Just want to echo the positivity already posted..
I'm told that once the suicidally depressed make their mind up to kill themselves there's nothing that the rest of us can do to change it.
My best mate's Dad killed himself; and whilst we, who thought we knew him as a great role model, and a fundamentally sound bloke, in our childhoods, realised we didn't know him that well; the nagging thought was, naturally, whether we could have done anything. His funeral was even worse, when all the groups of his friends & acquaintances were there, and the unspoken sense of incomprehension about it was immense. I can't imagine how his family took it, some things are too big to comprehend.
It's always "wrong", it never ever makes sense. And there are always a group of people left wishing they could have done something different which would have changed things. Which isn't to say stop caring, but just to be aware that there are limits to what any of us could affect.
I've mentioned this before
but my dad finally killed himself five years ago. I say finally, as he first attempted suicide when I was 18. I like to think I got a bonus 12 years with him.
At the time - and for years afterwards, I felt like I was somehow to blame, like I could have done more to save or protect him. Of course it wasn't the case, but it took a long time for me to accept that.

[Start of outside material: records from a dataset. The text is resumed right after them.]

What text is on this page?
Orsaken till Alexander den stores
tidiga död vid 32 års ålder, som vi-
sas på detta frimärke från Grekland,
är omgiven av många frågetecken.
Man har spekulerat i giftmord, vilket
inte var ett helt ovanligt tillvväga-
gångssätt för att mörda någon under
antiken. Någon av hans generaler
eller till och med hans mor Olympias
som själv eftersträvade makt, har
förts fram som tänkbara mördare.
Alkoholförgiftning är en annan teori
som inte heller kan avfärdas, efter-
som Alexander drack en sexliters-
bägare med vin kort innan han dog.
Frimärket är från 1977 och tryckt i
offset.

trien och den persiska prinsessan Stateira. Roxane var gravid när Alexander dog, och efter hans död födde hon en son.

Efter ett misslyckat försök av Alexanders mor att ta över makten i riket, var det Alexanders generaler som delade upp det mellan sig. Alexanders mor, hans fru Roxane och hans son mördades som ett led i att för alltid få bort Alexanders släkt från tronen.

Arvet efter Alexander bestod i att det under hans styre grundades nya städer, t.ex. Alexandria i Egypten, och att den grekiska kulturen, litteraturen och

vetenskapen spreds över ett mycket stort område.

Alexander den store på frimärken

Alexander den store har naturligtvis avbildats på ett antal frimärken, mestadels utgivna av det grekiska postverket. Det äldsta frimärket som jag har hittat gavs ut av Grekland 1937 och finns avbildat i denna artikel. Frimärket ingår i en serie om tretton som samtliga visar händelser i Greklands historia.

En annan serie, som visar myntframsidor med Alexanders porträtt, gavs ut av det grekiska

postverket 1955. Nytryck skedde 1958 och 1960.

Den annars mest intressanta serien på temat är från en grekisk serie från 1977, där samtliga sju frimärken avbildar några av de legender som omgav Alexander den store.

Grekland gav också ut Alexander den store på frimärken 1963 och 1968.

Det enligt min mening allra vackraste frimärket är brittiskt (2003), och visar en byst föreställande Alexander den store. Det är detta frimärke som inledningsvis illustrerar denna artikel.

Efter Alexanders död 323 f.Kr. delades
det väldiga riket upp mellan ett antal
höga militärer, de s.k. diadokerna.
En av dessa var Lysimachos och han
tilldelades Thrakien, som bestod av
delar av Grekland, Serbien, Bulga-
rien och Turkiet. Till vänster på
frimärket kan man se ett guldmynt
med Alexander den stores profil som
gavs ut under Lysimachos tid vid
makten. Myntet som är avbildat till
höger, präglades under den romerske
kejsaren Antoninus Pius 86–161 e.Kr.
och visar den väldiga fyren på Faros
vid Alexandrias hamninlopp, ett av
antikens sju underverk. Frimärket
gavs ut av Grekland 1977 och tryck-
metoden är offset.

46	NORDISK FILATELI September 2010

Another person close to me has also been hospitalised with depression. She'd phone me daily, and cry on the phone for hours on end. The day she phoned me whispering "I'm hiding in a bush, I'm too scared to leave it", was the day I managed to persuade her that she needed some help. I love this person more than life itself, but she's told me that if I want to stay in her life, I have to accept the fact that one day she'll probably kill herself, and it'll be her decision alone and that I won't be able to stop her. This is utterly hideous to accept, but accept it I must. Happily, she's doing really well at the moment.
If there's someone in your life who's depressed, all you can do is to offer your support, love and friendship, but understand that you can't save someone on their behalf. And do treasure your loved ones while you can.
*siiiiiiiiiiiiiiigh*
oh god I could do with a hug now.
much love to you all. xxxx
As everyone is sharing (and l can relate to Hanna's post)
My mother tried to kill herself for years. Sometimes it was obviously a cry for help, as she would walk into my bedroom saying 'look what l have done - l can't take it any longer'after she had slashed her wrists and throat. Other times, l stumbled upon her after her attempts. This went on from when I was 11 or so until I was 22. You can't blame yourself, and if the person involved is going to do it, they will, all you can do is prolong it. Some people get over it (my mother did, and died in old age) but lots of people do not. Give all the support you can, but ultimately, you are not responsible for their lives (or loss of life).
Monty...
just thank Christ you weren,t affected by the Carbon Monoxide yourself...as a heating engineer i come across it a lot during investigations of faulty appliances, often reported by neighbours adjacent to where the actual fault is.
Back when I was a lad..
Two women who lived in our street took their lives. A couple of years separated the events but both affected my mum deeply. She always felt that she should or could have done something.
Where I now live, a strange couple live opposite. The wife interacts with no-one, shunning all contact. The husband is similarly rather reticent, but not to the same extent. And I wonder. Are they happy living their lives like this? Are they just chronically shy? Will we soon be looking at a horror scenario as per Uncle Monty's? They have two teenaged kids, both of whom seem very normal, happy, well-adjusted people. It is an odd scenario.